Entscheidung des BFG
Daraufhin wurde Beschwerde erhoben, die vom BFG abgewiesen wurde. Begründet wurde dies damit, dass gemäß § 1 Abs. 2 EStG unbeschränkte Steuerpflicht vorliege und daher Österreich das Besteuerungsrecht am Welteinkommen zustehe. Dies wurde mit zwei VwGH-Erkenntnissen untermauert, wenngleich in diesen Fällen der Sachverhalt anders gelagert war (Österreich war in beiden Fällen Ansässigkeitsstaat und nicht Quellenstaat). Weiters wurde begründet, dass aus dem Doppelbesteuerungsabkommen (DBA) mit der Türkei keine Unzulässigkeit des Progressionsvorbehalts abgeleitet werden kann. Auch aus den Erläuterungen zum OECD-Musterabkommen ergebe sich nichts Gegenteiliges.
Entscheidung des VwGH
Die Steuerpflichtige erhob in weiterer Folge eine außerordentliche Revision an den VwGH, die dieser jedoch mit Erkenntnis zurückwies. Der VwGH entschied, dass nach österreichischem Recht (§ 1 Abs. 2 EStG) bei unbeschränkter Steuerpflicht Österreich das Besteuerungsrecht für das Welteinkommen zustehe. Die ausländischen Einkünfte seien zwar nach dem DBA freizustellen, aber bei der Ermittlung des Steuersatzes, der auf die in Österreich zu versteuernden Einkünfte anzuwenden ist, zu berücksichtigen. Das DBA mit der Türkei verbiete dies nicht ausdrücklich. Dies hat zur Folge, dass der auf die österreichischen Einkünfte anzuwendende Steuersatz erhöht wird.
Im innerstaatlichen Recht kann der Progressionsvorbehalt insoweit abgeleitet werden, als das Einkommensteuergesetz die Berechnung des Steuersatzes vom (Gesamt-)Einkommen vorsieht. Das DBA führt zwar dazu, dass die Besteuerung der im Ausland steuerpflichtigen Einkünfte der inländischen Besteuerung entzogen wird, es führt aber nicht dazu, dass der Progressionsvorbehalt im Quellenstaat (idF Österreich) vermieden werden kann. Das DBA mit der Türkei bezieht sich im Methodenartikel nur auf den Ansässigkeitsstaat, der Quellenstaat wird nicht erwähnt. Insofern ist die Anwendung des Progressionsvorbehalts im DBA nicht eingeschränkt. Dies dürfte auch in keinem der mit Österreich abgeschlossenen Abkommen der Fall sein.

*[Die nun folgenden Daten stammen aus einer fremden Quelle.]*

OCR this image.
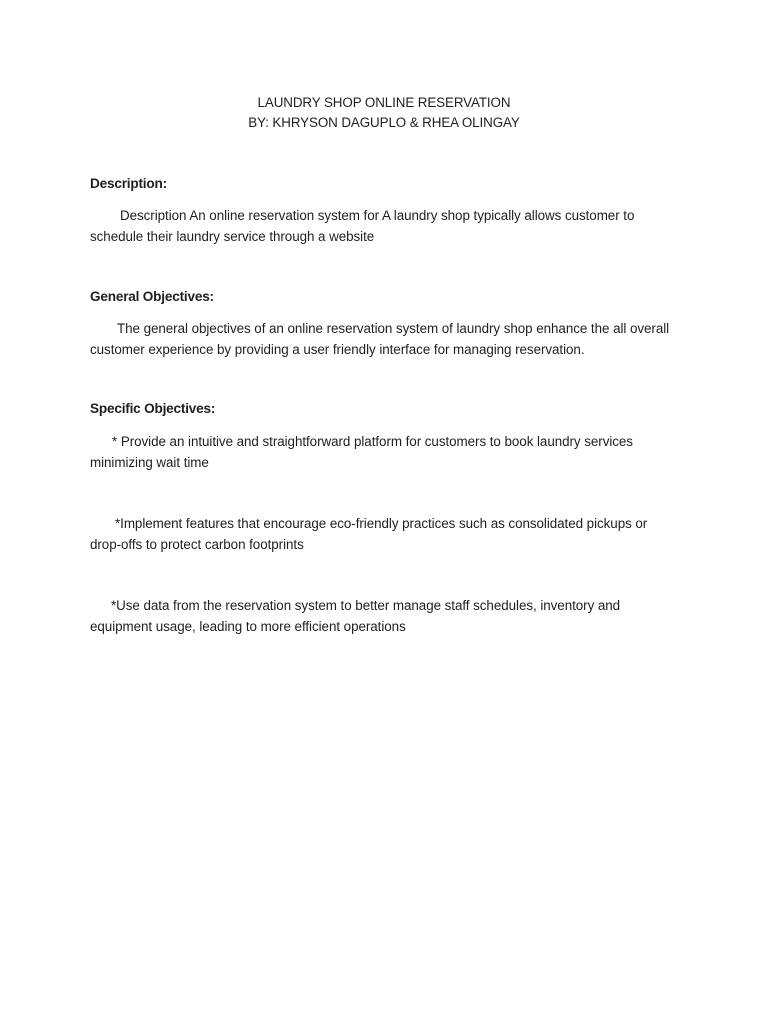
LAUNDRY SHOP ONLINE RESERVATION
BY: KHRYSON DAGUPLO & RHEA OLINGAY
Description:
Description An online reservation system for A laundry shop typically allows customer to schedule their laundry service through a website
General Objectives:
The general objectives of an online reservation system of laundry shop enhance the all overall customer experience by providing a user friendly interface for managing reservation.
Specific Objectives:
* Provide an intuitive and straightforward platform for customers to book laundry services minimizing wait time
*Implement features that encourage eco-friendly practices such as consolidated pickups or drop-offs to protect carbon footprints
*Use data from the reservation system to better manage staff schedules, inventory and equipment usage, leading to more efficient operations
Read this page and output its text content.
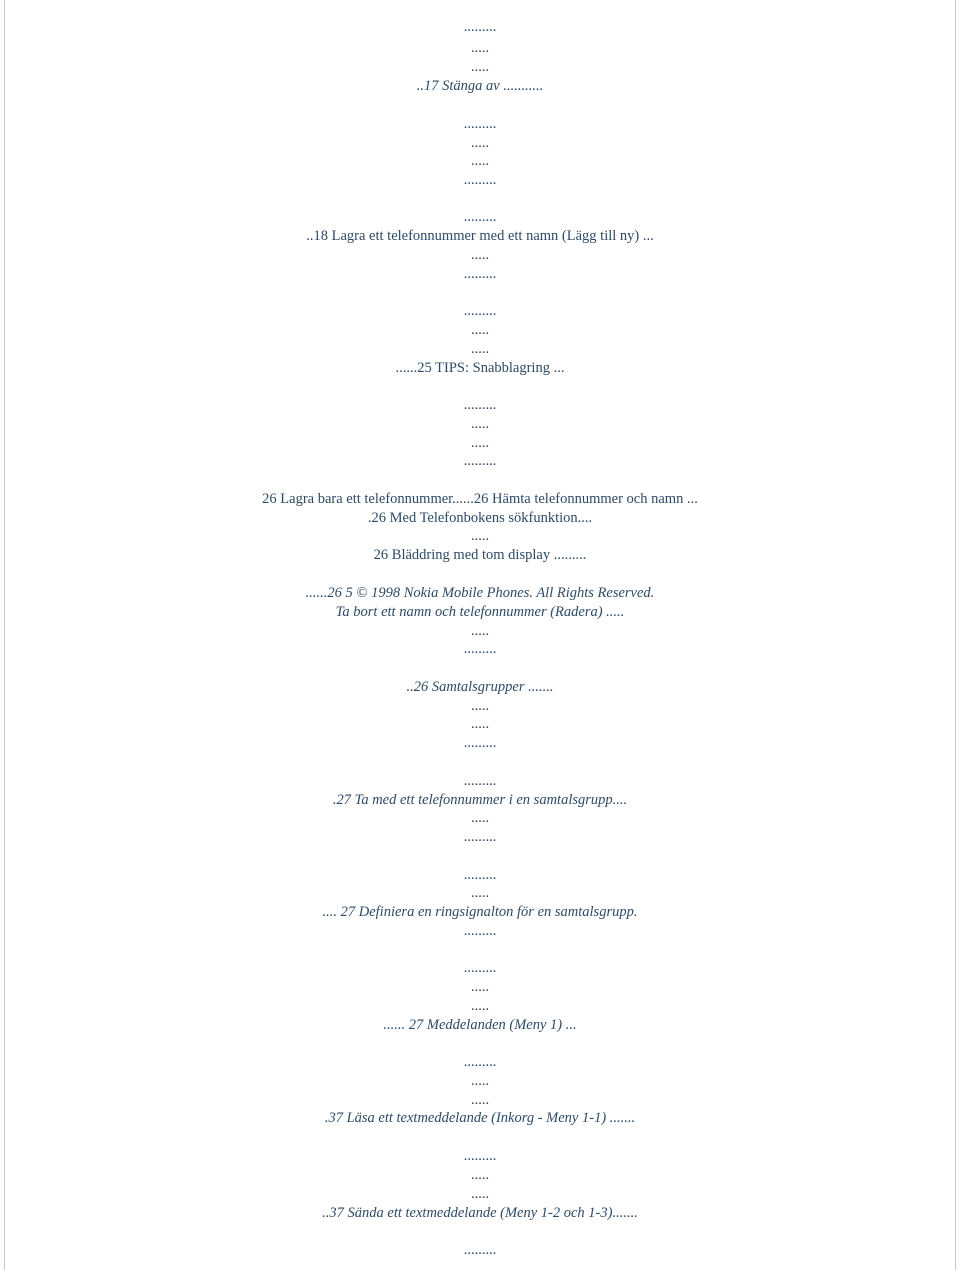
.........
.....
.....
..17 Stänga av ...........
.........
.....
.....
.........
.........
..18 Lagra ett telefonnummer med ett namn (Lägg till ny) ...
.....
.........
.........
.....
.....
......25 TIPS: Snabblagring ...
.........
.....
.....
.........
26 Lagra bara ett telefonnummer......26 Hämta telefonnummer och namn ...
.26 Med Telefonbokens sökfunktion....
.....
26 Bläddring med tom display .........
......26 5 © 1998 Nokia Mobile Phones. All Rights Reserved.
Ta bort ett namn och telefonnummer (Radera) .....
.....
.........
..26 Samtalsgrupper .......
.....
.....
.........
.........
.27 Ta med ett telefonnummer i en samtalsgrupp....
.....
.........
.........
.....
.... 27 Definiera en ringsignalton för en samtalsgrupp.
.........
.........
.....
.....
...... 27 Meddelanden (Meny 1) ...
.........
.....
.....
.37 Läsa ett textmeddelande (Inkorg - Meny 1-1) .......
.........
.....
.....
..37 Sända ett textmeddelande (Meny 1-2 och 1-3).......
.........
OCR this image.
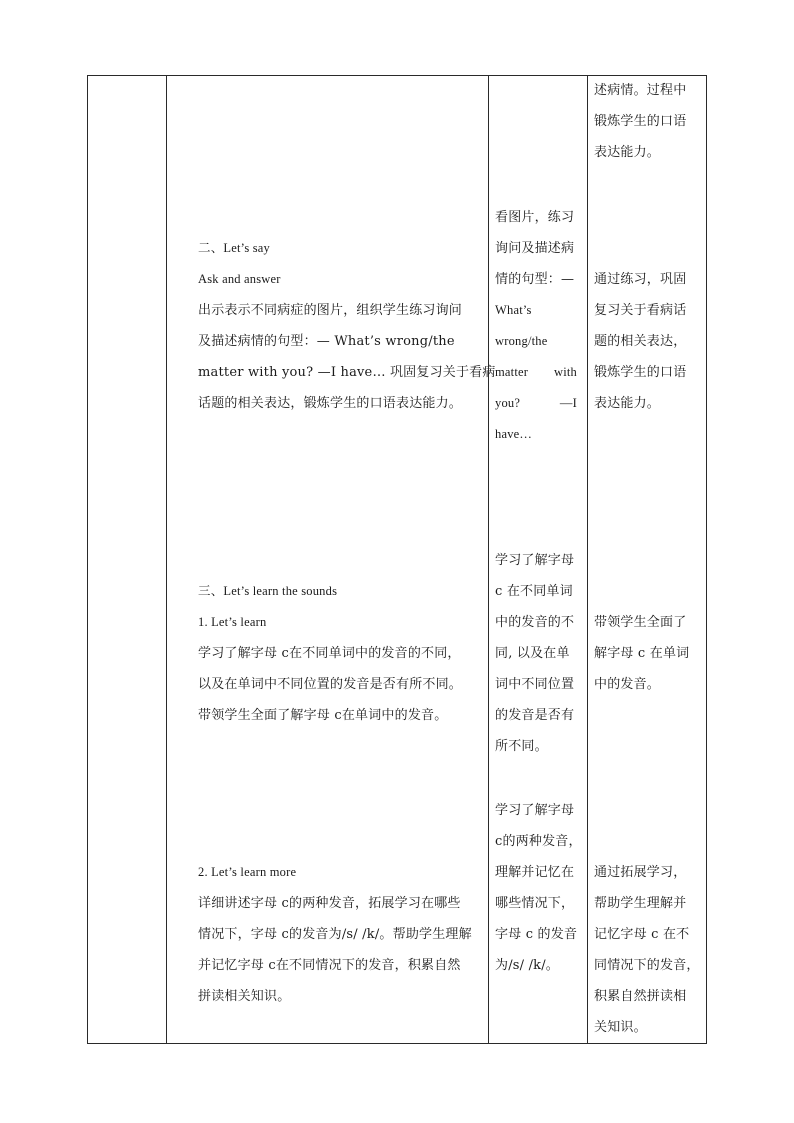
二、Let’s say
Ask and answer
出示表示不同病症的图片，组织学生练习询问
及描述病情的句型：— What’s wrong/the
matter with you? —I have… 巩固复习关于看病
话题的相关表达，锻炼学生的口语表达能力。
三、Let’s learn the sounds
1. Let’s learn
学习了解字母 c在不同单词中的发音的不同，
以及在单词中不同位置的发音是否有所不同。
带领学生全面了解字母 c在单词中的发音。
2. Let’s learn more
详细讲述字母 c的两种发音，拓展学习在哪些
情况下，字母 c的发音为/s/ /k/。帮助学生理解
并记忆字母 c在不同情况下的发音，积累自然
拼读相关知识。
看图片，练习
询问及描述病
情的句型：—
What’s
wrong/the
matter with
you?	—I
have…
学习了解字母
c 在不同单词
中的发音的不
同, 以及在单
词中不同位置
的发音是否有
所不同。
学习了解字母
c的两种发音，
理解并记忆在
哪些情况下，
字母 c 的发音
为/s/ /k/。
述病情。过程中
锻炼学生的口语
表达能力。
通过练习，巩固
复习关于看病话
题的相关表达，
锻炼学生的口语
表达能力。
带领学生全面了
解字母 c 在单词
中的发音。
通过拓展学习，
帮助学生理解并
记忆字母 c 在不
同情况下的发音，
积累自然拼读相
关知识。
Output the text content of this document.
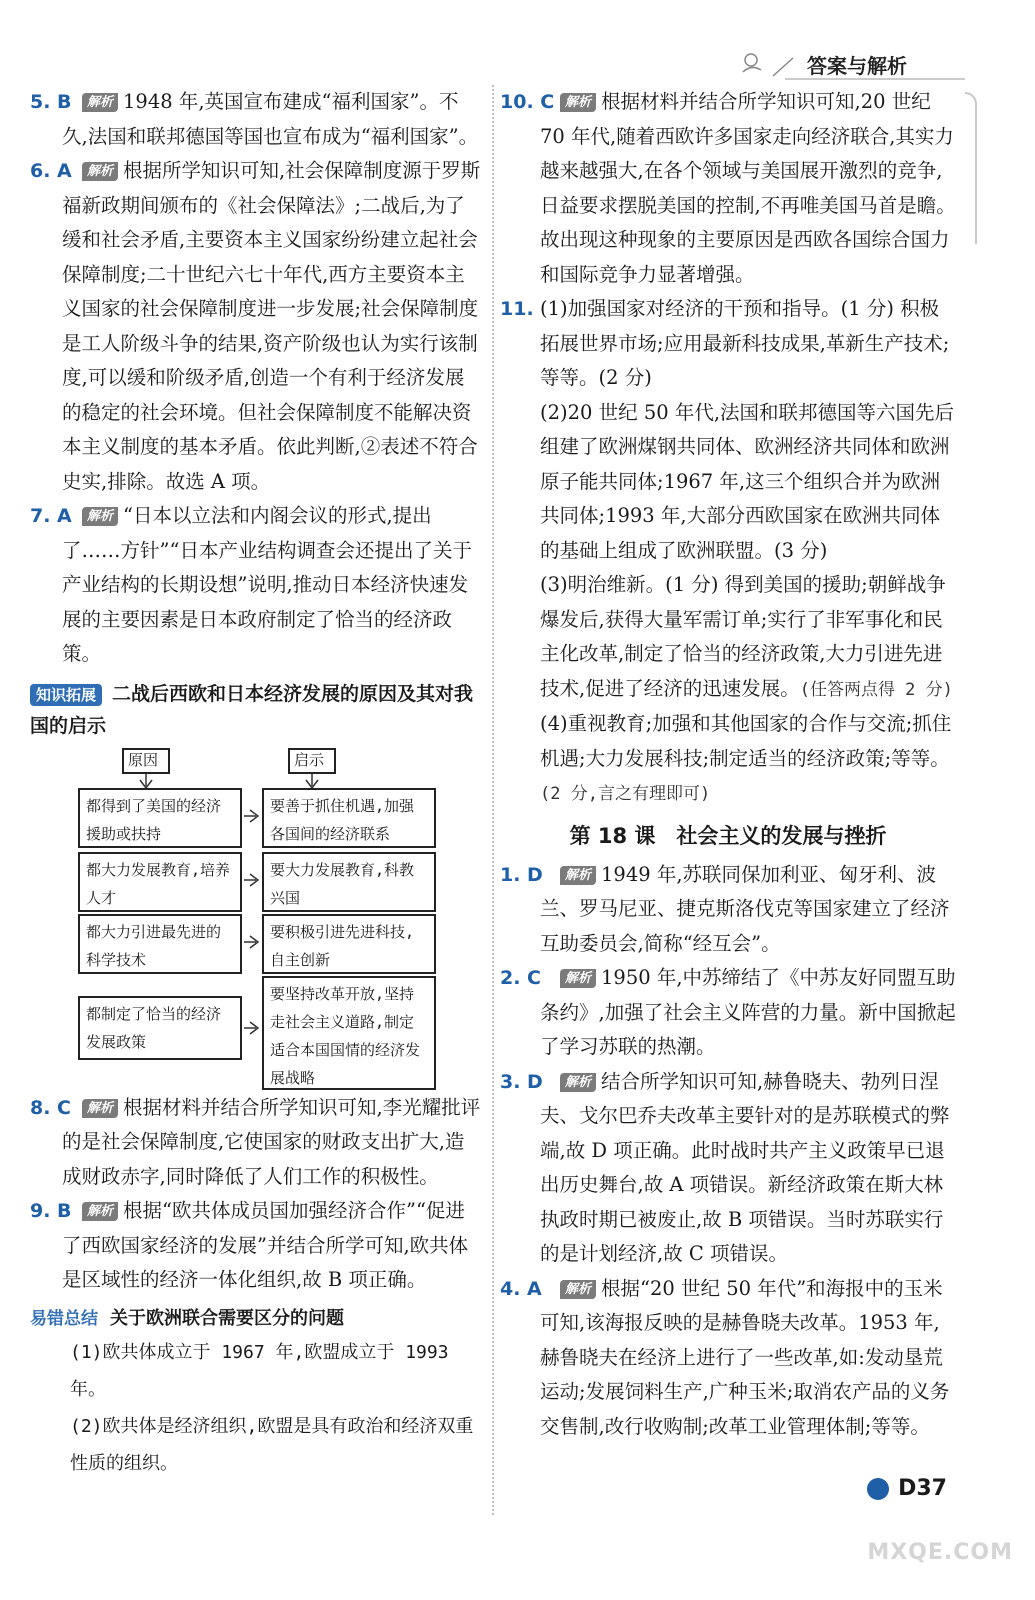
答案与解析

5. B 解析 1948 年,英国宣布建成“福利国家”。不久,法国和联邦德国等国也宣布成为“福利国家”。

6. A 解析 根据所学知识可知,社会保障制度源于罗斯福新政期间颁布的《社会保障法》;二战后,为了缓和社会矛盾,主要资本主义国家纷纷建立起社会保障制度;二十世纪六七十年代,西方主要资本主义国家的社会保障制度进一步发展;社会保障制度是工人阶级斗争的结果,资产阶级也认为实行该制度,可以缓和阶级矛盾,创造一个有利于经济发展的稳定的社会环境。但社会保障制度不能解决资本主义制度的基本矛盾。依此判断,②表述不符合史实,排除。故选 A 项。

7. A 解析 “日本以立法和内阁会议的形式,提出了……方针”“日本产业结构调查会还提出了关于产业结构的长期设想”说明,推动日本经济快速发展的主要因素是日本政府制定了恰当的经济政策。

知识拓展 二战后西欧和日本经济发展的原因及其对我国的启示
原因	启示
都得到了美国的经济援助或扶持
要善于抓住机遇,加强各国间的经济联系
都大力发展教育,培养人才
要大力发展教育,科教兴国
都大力引进最先进的科学技术
要积极引进先进科技,自主创新
都制定了恰当的经济发展政策
要坚持改革开放,坚持走社会主义道路,制定适合本国国情的经济发展战略

8. C 解析 根据材料并结合所学知识可知,李光耀批评的是社会保障制度,它使国家的财政支出扩大,造成财政赤字,同时降低了人们工作的积极性。

9. B 解析 根据“欧共体成员国加强经济合作”“促进了西欧国家经济的发展”并结合所学可知,欧共体是区域性的经济一体化组织,故 B 项正确。

易错总结 关于欧洲联合需要区分的问题

(1)欧共体成立于 1967 年,欧盟成立于 1993 年。

(2)欧共体是经济组织,欧盟是具有政治和经济双重性质的组织。

10. C 解析 根据材料并结合所学知识可知,20 世纪 70 年代,随着西欧许多国家走向经济联合,其实力越来越强大,在各个领域与美国展开激烈的竞争,日益要求摆脱美国的控制,不再唯美国马首是瞻。故出现这种现象的主要原因是西欧各国综合国力和国际竞争力显著增强。

11. (1)加强国家对经济的干预和指导。(1 分) 积极拓展世界市场;应用最新科技成果,革新生产技术;等等。(2 分)

(2)20 世纪 50 年代,法国和联邦德国等六国先后组建了欧洲煤钢共同体、欧洲经济共同体和欧洲原子能共同体;1967 年,这三个组织合并为欧洲共同体;1993 年,大部分西欧国家在欧洲共同体的基础上组成了欧洲联盟。(3 分)

(3)明治维新。(1 分) 得到美国的援助;朝鲜战争爆发后,获得大量军需订单;实行了非军事化和民主化改革,制定了恰当的经济政策,大力引进先进技术,促进了经济的迅速发展。(任答两点得 2 分)

(4)重视教育;加强和其他国家的合作与交流;抓住机遇;大力发展科技;制定适当的经济政策;等等。(2 分,言之有理即可)

第 18 课　社会主义的发展与挫折

1. D 解析 1949 年,苏联同保加利亚、匈牙利、波兰、罗马尼亚、捷克斯洛伐克等国家建立了经济互助委员会,简称“经互会”。

2. C 解析 1950 年,中苏缔结了《中苏友好同盟互助条约》,加强了社会主义阵营的力量。新中国掀起了学习苏联的热潮。

3. D 解析 结合所学知识可知,赫鲁晓夫、勃列日涅夫、戈尔巴乔夫改革主要针对的是苏联模式的弊端,故 D 项正确。此时战时共产主义政策早已退出历史舞台,故 A 项错误。新经济政策在斯大林执政时期已被废止,故 B 项错误。当时苏联实行的是计划经济,故 C 项错误。

4. A 解析 根据“20 世纪 50 年代”和海报中的玉米可知,该海报反映的是赫鲁晓夫改革。1953 年,赫鲁晓夫在经济上进行了一些改革,如:发动垦荒运动;发展饲料生产,广种玉米;取消农产品的义务交售制,改行收购制;改革工业管理体制;等等。

D37
MXQE.COM
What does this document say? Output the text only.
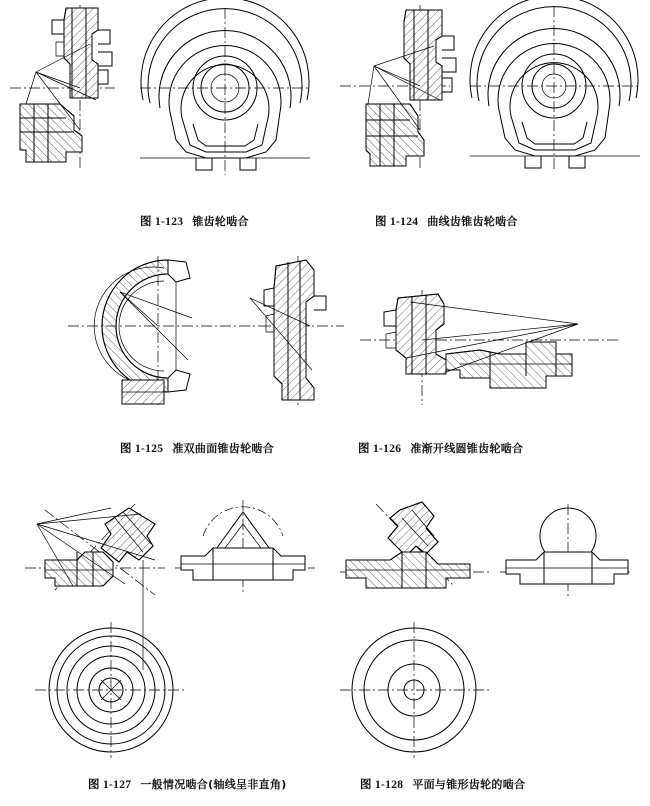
图 1-123 锥齿轮啮合	图 1-124 曲线齿锥齿轮啮合
图 1-125 准双曲面锥齿轮啮合	图 1-126 准渐开线圆锥齿轮啮合
图 1-127 一般情况啮合(轴线呈非直角)	图 1-128 平面与锥形齿轮的啮合
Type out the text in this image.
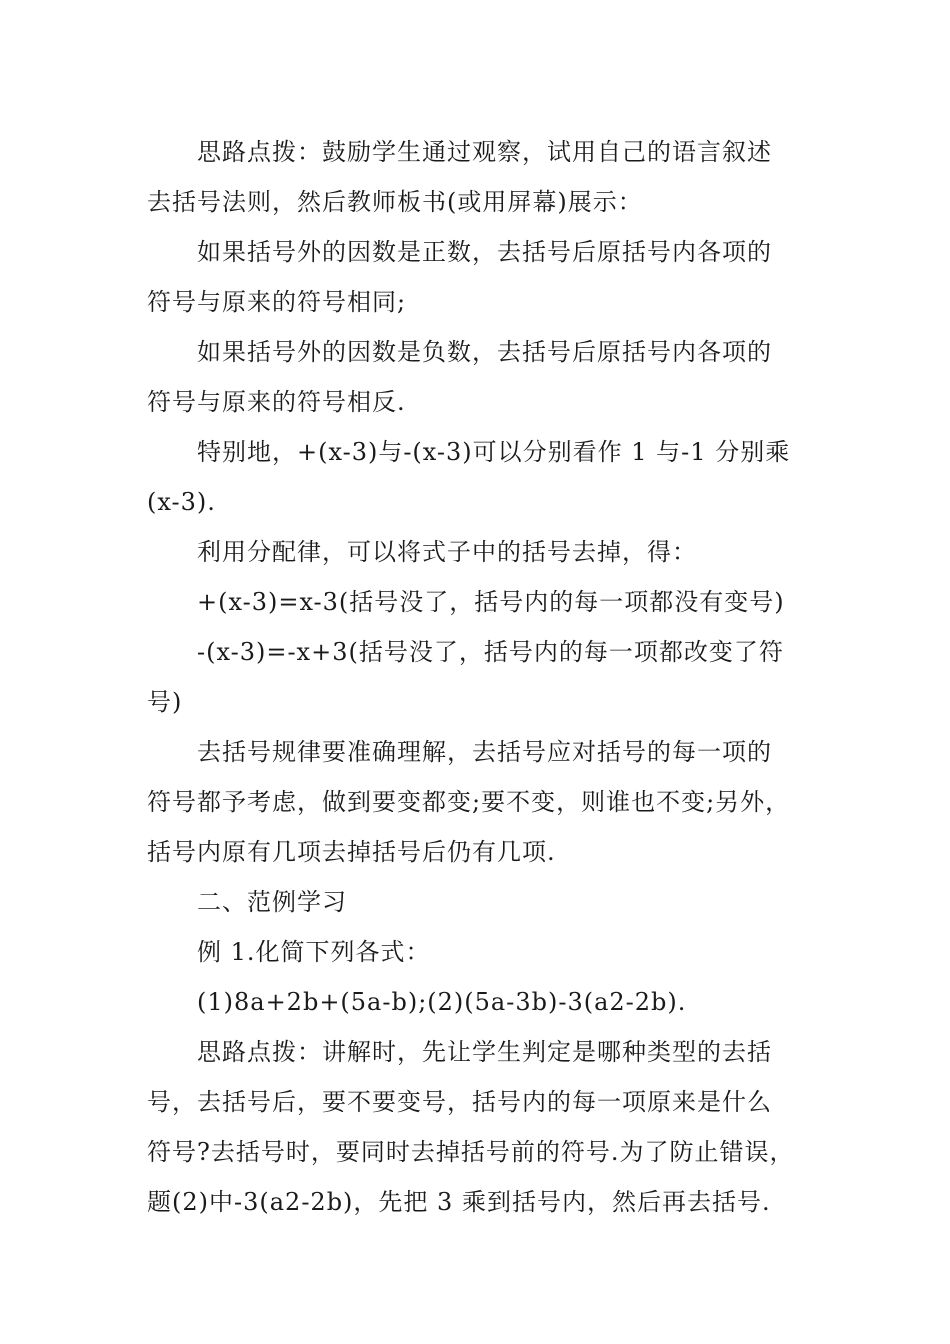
思路点拨：鼓励学生通过观察，试用自己的语言叙述
去括号法则，然后教师板书(或用屏幕)展示：
如果括号外的因数是正数，去括号后原括号内各项的
符号与原来的符号相同;
如果括号外的因数是负数，去括号后原括号内各项的
符号与原来的符号相反.
特别地，+(x-3)与-(x-3)可以分别看作 1 与-1 分别乘
(x-3).
利用分配律，可以将式子中的括号去掉，得：
+(x-3)=x-3(括号没了，括号内的每一项都没有变号)
-(x-3)=-x+3(括号没了，括号内的每一项都改变了符
号)
去括号规律要准确理解，去括号应对括号的每一项的
符号都予考虑，做到要变都变;要不变，则谁也不变;另外，
括号内原有几项去掉括号后仍有几项.
二、范例学习
例 1.化简下列各式：
(1)8a+2b+(5a-b);(2)(5a-3b)-3(a2-2b).
思路点拨：讲解时，先让学生判定是哪种类型的去括
号，去括号后，要不要变号，括号内的每一项原来是什么
符号?去括号时，要同时去掉括号前的符号.为了防止错误，
题(2)中-3(a2-2b)，先把 3 乘到括号内，然后再去括号.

Die Zweitwohnsitzverordnung wird daher in Zukunft wieder an Bedeutung gewinnen. Nach dieser Verordnung gilt eine Person als beschränkt steuerpflichtig, wenn eine inländische Wohnung nachweislich nicht länger als 70 Tage im Kalenderjahr benutzt wird und der Mittelpunkt der Lebensinteressen für mindestens 5 Kalenderjahre im Ausland liegt. Es besteht somit keine unbeschränkte Steuerpflicht und der Progressionsvorbehalt ist nicht anzuwenden. Wegen des in diesem Fall ggf. anzuwendenden Hinzurechnungsbetrags nach § 102 Abs. 3 EStG wäre ein Günstigkeitsvergleich sinnvoll.
Beispiel
Ein Steuerpflichtiger mit einer (aus beruflichen Gründen) gemieteten kleinen Wohnung und Arbeitgeber in Österreich (=Arbeitgeberstaat) wohnt mit seiner Familie (Ehefrau und Kind) in der Slowakei (=Wohnsitzstaat). Er pendelt wöchentlich zwischen seinem Wohnort in der Slowakei und seinem Arbeitsplatz in Österreich. Montags bis mittwochs übt er seine Tätigkeit in Österreich aus (und nutzt daher in dieser Zeit seine österreichische Wohnung), donnerstags und freitags arbeitet er im Homeoffice in der Slowakei.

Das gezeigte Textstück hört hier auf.